I happened to watch a film on the Sundance Channel last night. It was a love story involving a young woman and two computer programmers who have designed an artificial intelligence life form named Koy Koy.

The plot was quite sophisticated. Koy Koy was a charming little animated bird who was being developed so lonely and homebound folks could have the equivalent of an electronic pet. Children could talk to Koy Koy and ask him to sing them a song and Koy Koy would do just that. Koy Koy was "their friend".

The twist came when the programmers had different opinions as to whether their new electronic pet should have company and romantic instincts like people and some other mammals.
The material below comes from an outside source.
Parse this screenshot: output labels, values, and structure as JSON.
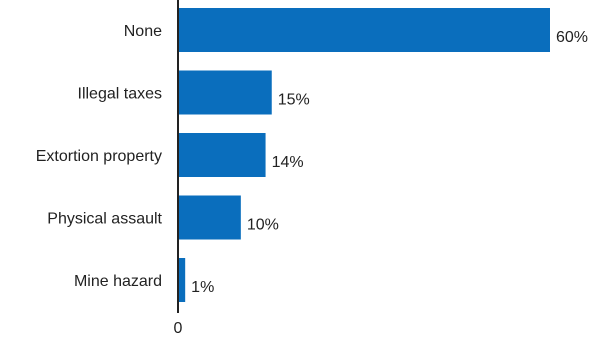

Their debate revolved around whether "love" and "romance" was simply a product of dopamine or something more.

The film description I printed out earlier in the month is more detailed than the one available now. It went as follows:

[B]DOPAMINE
directed by Mark Decena
Feature
DOPAMINE, named after the natural amphetamine our bodies produce when we're falling in love, is a romantic drama for the hi-tech age. Rand (John Livingston), and his two friends Winston (Bruno Campos) and Johnson (Rueben Grundy) are passionate and driven computer programmers who have designed an artificial intelligence life form named Koy Koy. When forced by their investors to test Koy Koy in a kindergarten classroom, Rand meets Sarah (Sabrina Lloyd, "SPORTS NIGHT", "ED"), the teacher to whom he was inexplicably drawn to at his favorite bar one evening. Sparks fly, and Koy Koy becomes the catalyst for Sarah and Rand's spirited dialogue on the nature of romantic attraction and attachment, all the while getting to the root of whether love is chemical or chemistry. DOPAMINE is the first film ever to go through every phase of the Sundance support network from the Sundance Institute Labs, to the Sundance Film Festival and on to the Film Series, Sundance Channel Home Entertainment and finally the Sundance Channel. Shot on high-definition video, DOPAMINE appeared at the 2003 Sundance Film Festival and was awarded the Alfred P. Sloan Foundation prize at Sundance for outstanding independent films featuring science and technology (2003).

The last listed broadcast scheduled for this month is for Sunday, January 30, 2005, at 10:00 AM.

This is the kind of positive portrayal innovative technology needs in the media and the arts. It would be nice to have an "Arts" section here. The last film I saw a few days ago demonized "Life Extension" and cryonics so I posted a discussion of it under "Cryonics".